While not a fraud he does tend to get lauded too much for his accomplishments. The more you learn about him the more you despise the man. Yet the USA dedicated a holiday to him.
There appears to be a certain type of American who seem to be very attached to ideas that Columbus was the first white, European to find the continent, and that Native Americans (in the Continental US, not "natives" further south) were basically barbarians with a lack of both skills and permanent presences in things like mining. Yet the Vikings from signs being dug up in Newfoundland discovered the place long before Columbus, not to mention the Basques were fishing the Grand Banks as long as 2000 years ago, not to mention the Piris Reis map showing "something" being out that way, and the name Brazil comes from the old legends of Hy-Brasil, a land mass to the West, and Cocaine found to have been used by ancient Egyptian Mummies, well, before they became mummies one assumes
. I suspect a lot of "discoveries" from the past were simply rediscoveries, especially since as mentioned, clearly people got there thousands, or hundreds of thousands of years ago.

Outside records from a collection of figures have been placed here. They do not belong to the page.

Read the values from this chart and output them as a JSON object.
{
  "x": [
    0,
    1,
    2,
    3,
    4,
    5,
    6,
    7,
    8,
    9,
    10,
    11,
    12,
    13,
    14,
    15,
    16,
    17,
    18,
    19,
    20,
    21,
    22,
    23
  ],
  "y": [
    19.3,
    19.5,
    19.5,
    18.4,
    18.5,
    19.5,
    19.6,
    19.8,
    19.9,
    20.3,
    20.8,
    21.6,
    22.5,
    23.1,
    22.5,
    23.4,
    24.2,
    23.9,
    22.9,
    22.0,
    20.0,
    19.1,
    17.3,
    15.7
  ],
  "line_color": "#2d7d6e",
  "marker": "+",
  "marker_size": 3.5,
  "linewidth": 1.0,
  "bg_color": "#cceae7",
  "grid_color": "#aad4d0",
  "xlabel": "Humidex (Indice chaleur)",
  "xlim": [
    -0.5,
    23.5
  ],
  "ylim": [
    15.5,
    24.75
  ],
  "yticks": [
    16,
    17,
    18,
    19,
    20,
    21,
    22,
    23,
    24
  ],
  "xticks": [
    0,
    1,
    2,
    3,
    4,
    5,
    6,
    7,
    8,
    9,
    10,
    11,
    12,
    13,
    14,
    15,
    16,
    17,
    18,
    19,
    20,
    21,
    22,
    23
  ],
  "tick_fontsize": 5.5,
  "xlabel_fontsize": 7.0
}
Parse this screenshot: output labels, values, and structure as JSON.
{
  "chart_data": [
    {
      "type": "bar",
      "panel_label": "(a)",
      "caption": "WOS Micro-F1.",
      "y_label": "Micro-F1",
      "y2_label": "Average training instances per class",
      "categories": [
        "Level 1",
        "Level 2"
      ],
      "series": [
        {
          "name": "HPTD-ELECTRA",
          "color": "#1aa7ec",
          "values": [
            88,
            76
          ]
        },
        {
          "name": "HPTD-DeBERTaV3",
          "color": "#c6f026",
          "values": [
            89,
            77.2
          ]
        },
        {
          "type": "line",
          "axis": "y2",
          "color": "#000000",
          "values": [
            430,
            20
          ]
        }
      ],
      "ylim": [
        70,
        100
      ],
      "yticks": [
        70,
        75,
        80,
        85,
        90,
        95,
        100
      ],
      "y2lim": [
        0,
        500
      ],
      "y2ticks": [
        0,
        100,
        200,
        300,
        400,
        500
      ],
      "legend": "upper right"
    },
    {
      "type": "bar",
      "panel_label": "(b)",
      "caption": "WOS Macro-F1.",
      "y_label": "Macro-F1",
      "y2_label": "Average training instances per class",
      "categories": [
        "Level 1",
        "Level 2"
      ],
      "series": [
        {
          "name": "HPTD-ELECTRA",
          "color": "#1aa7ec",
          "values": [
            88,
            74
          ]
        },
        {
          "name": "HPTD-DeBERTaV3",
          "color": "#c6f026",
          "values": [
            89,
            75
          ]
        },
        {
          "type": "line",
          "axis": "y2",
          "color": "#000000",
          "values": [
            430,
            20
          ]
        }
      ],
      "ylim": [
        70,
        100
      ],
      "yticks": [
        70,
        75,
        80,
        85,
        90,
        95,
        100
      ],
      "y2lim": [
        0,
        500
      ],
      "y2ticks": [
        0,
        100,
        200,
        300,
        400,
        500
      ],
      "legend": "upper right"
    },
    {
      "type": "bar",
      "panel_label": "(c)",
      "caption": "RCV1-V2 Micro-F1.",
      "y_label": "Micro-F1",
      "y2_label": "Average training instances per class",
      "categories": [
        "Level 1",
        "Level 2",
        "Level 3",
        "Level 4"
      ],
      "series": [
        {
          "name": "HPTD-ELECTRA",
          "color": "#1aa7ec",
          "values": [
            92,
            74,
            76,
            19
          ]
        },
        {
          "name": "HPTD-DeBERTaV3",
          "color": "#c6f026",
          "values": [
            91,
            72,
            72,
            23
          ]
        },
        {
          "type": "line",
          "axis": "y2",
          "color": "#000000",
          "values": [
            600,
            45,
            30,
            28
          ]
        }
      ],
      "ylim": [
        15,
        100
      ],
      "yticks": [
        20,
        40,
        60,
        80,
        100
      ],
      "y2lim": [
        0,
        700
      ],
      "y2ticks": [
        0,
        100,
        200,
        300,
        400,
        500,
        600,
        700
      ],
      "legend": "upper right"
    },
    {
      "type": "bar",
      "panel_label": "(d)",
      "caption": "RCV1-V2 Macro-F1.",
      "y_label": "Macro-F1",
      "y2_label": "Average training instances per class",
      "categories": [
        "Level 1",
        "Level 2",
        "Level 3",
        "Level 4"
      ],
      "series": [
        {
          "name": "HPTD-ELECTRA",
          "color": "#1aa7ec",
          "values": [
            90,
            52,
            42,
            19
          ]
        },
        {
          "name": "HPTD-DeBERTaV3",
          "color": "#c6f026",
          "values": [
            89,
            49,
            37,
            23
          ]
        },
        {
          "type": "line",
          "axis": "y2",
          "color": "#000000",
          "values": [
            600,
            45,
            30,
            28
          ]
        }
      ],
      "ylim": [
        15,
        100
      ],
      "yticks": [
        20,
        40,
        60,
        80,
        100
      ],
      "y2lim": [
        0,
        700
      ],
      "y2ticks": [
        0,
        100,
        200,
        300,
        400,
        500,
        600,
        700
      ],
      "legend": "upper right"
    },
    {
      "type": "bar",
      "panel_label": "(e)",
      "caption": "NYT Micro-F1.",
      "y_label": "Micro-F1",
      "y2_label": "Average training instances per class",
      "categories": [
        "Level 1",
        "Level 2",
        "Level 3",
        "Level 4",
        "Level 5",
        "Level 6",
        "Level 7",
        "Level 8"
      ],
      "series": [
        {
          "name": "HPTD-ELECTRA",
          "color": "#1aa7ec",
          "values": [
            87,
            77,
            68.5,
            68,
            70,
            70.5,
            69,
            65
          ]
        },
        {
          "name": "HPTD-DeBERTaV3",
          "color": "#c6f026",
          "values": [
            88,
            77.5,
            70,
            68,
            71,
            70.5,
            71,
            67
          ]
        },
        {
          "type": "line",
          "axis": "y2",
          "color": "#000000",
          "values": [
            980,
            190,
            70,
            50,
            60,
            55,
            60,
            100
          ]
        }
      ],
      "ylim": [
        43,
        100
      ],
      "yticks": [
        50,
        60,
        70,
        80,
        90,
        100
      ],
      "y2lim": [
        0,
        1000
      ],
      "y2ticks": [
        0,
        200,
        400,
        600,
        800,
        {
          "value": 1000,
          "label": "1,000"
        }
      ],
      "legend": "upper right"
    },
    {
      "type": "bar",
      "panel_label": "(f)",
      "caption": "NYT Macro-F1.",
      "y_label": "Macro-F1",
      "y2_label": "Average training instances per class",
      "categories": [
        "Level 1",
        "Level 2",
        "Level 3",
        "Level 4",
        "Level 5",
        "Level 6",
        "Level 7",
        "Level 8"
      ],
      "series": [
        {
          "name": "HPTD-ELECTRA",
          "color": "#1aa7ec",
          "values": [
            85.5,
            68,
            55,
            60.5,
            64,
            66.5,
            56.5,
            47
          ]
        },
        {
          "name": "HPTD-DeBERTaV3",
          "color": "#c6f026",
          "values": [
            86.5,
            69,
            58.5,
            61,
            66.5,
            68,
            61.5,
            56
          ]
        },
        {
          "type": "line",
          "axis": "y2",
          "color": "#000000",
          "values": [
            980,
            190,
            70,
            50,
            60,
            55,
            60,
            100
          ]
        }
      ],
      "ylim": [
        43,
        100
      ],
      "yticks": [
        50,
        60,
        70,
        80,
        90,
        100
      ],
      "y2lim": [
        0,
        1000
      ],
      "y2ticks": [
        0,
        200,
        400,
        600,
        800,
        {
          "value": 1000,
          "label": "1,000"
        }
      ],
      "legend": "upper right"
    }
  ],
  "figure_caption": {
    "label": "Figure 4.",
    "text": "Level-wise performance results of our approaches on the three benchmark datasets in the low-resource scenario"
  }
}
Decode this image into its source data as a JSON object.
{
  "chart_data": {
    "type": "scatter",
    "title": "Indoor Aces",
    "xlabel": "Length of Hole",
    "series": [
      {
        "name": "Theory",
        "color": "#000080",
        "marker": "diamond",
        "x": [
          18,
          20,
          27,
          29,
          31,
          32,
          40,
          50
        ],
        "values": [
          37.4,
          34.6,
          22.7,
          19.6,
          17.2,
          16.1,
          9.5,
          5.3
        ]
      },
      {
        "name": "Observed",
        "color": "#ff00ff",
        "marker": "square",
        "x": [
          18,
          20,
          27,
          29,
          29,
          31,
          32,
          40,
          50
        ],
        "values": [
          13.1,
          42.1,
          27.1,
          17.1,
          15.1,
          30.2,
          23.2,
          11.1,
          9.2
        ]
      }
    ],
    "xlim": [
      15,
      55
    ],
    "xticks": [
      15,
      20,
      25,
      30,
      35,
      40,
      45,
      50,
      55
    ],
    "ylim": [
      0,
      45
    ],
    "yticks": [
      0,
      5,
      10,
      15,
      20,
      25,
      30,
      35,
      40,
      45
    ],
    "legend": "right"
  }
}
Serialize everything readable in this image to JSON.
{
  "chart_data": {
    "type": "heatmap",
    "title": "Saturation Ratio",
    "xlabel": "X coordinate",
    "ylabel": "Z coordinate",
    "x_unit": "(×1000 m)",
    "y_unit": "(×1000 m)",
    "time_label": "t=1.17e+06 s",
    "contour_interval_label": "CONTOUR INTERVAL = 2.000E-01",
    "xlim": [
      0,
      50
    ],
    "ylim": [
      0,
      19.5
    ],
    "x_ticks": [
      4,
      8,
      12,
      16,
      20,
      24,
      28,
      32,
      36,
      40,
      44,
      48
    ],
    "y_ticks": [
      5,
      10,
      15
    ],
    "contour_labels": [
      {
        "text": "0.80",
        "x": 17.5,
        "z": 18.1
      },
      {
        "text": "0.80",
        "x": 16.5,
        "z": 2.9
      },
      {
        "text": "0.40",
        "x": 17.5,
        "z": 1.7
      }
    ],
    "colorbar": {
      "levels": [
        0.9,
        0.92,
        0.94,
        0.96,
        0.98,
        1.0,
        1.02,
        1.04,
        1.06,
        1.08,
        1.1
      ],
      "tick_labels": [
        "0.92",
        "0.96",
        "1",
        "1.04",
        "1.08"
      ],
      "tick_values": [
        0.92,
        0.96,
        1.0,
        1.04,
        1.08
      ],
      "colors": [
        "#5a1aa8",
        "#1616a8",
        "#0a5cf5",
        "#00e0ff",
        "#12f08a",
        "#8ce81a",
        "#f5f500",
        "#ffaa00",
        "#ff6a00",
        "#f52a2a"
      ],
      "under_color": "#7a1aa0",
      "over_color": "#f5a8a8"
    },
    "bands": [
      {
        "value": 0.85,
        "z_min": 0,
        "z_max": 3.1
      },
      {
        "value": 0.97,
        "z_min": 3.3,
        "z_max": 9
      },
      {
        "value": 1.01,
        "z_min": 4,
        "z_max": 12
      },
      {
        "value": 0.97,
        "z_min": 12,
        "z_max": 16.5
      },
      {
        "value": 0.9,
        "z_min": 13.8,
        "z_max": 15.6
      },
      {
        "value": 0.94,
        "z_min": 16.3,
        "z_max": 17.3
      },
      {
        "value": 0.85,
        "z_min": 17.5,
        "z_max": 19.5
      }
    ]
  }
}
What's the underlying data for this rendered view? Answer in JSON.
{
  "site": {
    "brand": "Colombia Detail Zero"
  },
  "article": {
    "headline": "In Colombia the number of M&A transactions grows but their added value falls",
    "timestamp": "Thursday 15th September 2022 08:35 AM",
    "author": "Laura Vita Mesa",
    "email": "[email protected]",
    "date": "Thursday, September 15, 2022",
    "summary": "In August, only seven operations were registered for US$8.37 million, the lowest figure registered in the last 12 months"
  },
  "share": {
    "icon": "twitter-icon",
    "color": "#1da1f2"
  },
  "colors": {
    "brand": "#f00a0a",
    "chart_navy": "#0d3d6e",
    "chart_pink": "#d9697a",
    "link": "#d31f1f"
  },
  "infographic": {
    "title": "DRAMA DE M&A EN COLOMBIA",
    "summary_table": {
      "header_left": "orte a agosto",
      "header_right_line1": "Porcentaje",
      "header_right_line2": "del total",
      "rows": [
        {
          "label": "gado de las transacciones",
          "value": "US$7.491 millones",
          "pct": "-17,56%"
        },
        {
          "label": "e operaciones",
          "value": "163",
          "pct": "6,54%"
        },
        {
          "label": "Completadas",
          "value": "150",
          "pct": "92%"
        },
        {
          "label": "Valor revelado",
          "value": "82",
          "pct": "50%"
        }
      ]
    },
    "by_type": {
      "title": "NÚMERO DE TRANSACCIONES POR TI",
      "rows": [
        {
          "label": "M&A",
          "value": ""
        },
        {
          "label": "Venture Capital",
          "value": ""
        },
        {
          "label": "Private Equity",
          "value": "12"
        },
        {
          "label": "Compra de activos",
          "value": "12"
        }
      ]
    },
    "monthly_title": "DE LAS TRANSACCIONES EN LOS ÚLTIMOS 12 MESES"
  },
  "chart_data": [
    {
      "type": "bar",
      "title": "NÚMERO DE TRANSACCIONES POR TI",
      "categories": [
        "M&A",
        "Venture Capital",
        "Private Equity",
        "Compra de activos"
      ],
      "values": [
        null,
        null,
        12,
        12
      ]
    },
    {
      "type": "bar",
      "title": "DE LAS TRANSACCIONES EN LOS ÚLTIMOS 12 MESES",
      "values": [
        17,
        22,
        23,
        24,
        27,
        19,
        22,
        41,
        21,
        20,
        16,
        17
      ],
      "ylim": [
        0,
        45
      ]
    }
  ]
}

If the Welsh Legends of Prince Madog are, simply that, myths, then the Native American tribe supposed to be the one his people intermixed with were a very permanent tribe, unlike the others, and again under the idea some (I assume Bigots) hold that the Natives were barbarians with no permanence, these people defy it having lived in stone villages built around a central square. And evidence has been found of ancient mines being excavated by Native Americans a couple of thousand years ago.
I was chatting about this with Baylor, the OP the other day - we suspect that for example the Destruction of the Library of Alexandria may well have lost to us, incredible revelations about what was really known and discovered about the world in ancient history. It would equally not surprise me if the Vatican held in its Archives copies of or information on some - not intentionally suppressing it - they simply don't know they have it, having been run by centuries worth of by avid collectors and preservers of knowledge, and of course donations, I imagine the filing system is a little "anarchic" at best!
In a way it's sort of good, in that it means there are still things to explore, to theorise about, and to stir the imagination.